Greetings from Missouri! I have served as a judge in the probate court in Greene County, Missouri for the past 23 years. In Missouri, the probate court handles adult guardianships cases. Many of my cases involve people with a schizophrenia diagnosis so I have become very familiar with the area’s mental health resources. Springfield, the county seat for Greene County, is a typical Midwestern city of about 175,000 residents and is widely respected for its many programs for the mentally ill.

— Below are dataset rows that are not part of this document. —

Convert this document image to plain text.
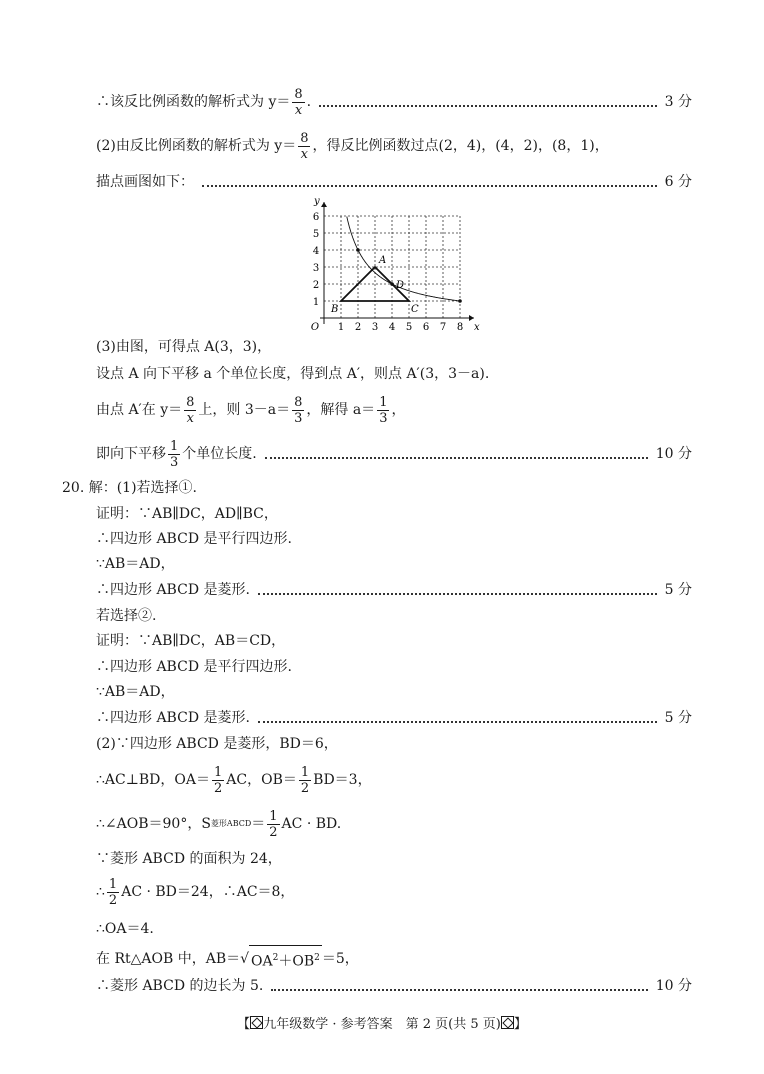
∴该反比例函数的解析式为 $y= \frac{8}{x}$ .	3 分
(2)由反比例函数的解析式为 $y= \frac{8}{x}$ ，得反比例函数过点(2，4)，(4，2)，(8，1)，
描点画图如下：	6 分
1 2 3 4 5 6 7 8
1
2
3
4
5
6
O	x
y
A
B	C
D
(3)由图，可得点 A(3，3)，
设点 A 向下平移 a 个单位长度，得到点 A′，则点 A′(3，3－a).
由点 A′在 $y= \frac{8}{x}$ 上，则 $3-a= \frac{8}{3}$ ，解得 $a= \frac{1}{3}$ ，
即向下平移 $\frac{1}{3}$ 个单位长度.	10 分
20. 解：(1)若选择①.
证明：∵AB∥DC，AD∥BC，
∴四边形 ABCD 是平行四边形.
∵AB＝AD，
∴四边形 ABCD 是菱形.	5 分
若选择②.
证明：∵AB∥DC，AB＝CD，
∴四边形 ABCD 是平行四边形.
∵AB＝AD，
∴四边形 ABCD 是菱形.	5 分
(2)∵四边形 ABCD 是菱形，BD＝6，
∴AC⊥BD，$OA= \frac{1}{2}$ AC，$OB= \frac{1}{2} BD=3$，
∴∠AOB＝90°，S 菱形ABCD ＝ $\frac{1}{2}$ AC · BD.
∵菱形 ABCD 的面积为 24，
∴ $\frac{1}{2}$ AC · BD＝24，∴AC＝8，
∴OA＝4.
在 Rt△AOB 中，AB＝ √ $OA^2+OB^2 =5$，
∴菱形 ABCD 的边长为 5.	10 分
【 九年级数学 · 参考答案　第 2 页(共 5 页) 】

In the past two decades that I have been on the bench, there has been an enormous shift away from institutionalization of individuals with a mental illness. Virtually all of the state hospitals have closed with an emphasis on independent supported living options and outpatient programs.
In Greene County, we are fortunate to have very progressive mental health services. The main provider is Burrell Behavioral Health. It provides numerous programs, including outpatient treatment, independent living options, and community activities. There are apartments designed for residents with mental health diagnoses with counselors and case managers on site. Recently, a retired physician funded the development of a tiny home community called Eden Village. It has provided stable housing for some of Springfield’s chronically homeless, almost all of whom carry a mental health diagnosis.
There has also been an emphasis on reducing the number of people who are involuntarily detained in a hospital’s psychiatric unit. The county, along with Burrell Behavioral Health, is funding a new rapid access mental health facility. The goal is to provide law enforcement and first responders with an around-the-clock mental health care center to take people to instead of transporting them to the hospital or jail. Unfortunately, the state has recently made cuts to budgets for treatment programs and housing assistance for the mentally ill. I fear that these cuts will greatly affect housing options for individuals with schizophrenia and other mental illnesses.
The guardianship laws in Missouri have also been recently amended to require that judges place as few restrictions as possible on a person who is in need of a guardian. Historically, when a person is placed under guardianship, they lose many of their personal rights. This includes the right to determine where they will live, the right to vote, marry, drive and enter into a contract. The emphasis now is to very narrowly carve out the restrictions placed on an individual.
This change is of great benefit for those with schizophrenia. It greatly reduces the stigma attached to a guardianship proceeding. The court can tailor the guardian’s powers to be used only when the mentally ill individual needs hospitalization and refuses to go. This situation usually arises when the person stops taking medication. The guardian then has the authority to admit the individual to the hospital to receive the needed assistance. With such restrictions in place, guardianships can be viewed in a much more positive light, to be used only in emergency situations.
I am hopeful in the coming new decade that great strides will be made not only in the treatment for individuals with schizophrenia but also in the services and assistance provided for them.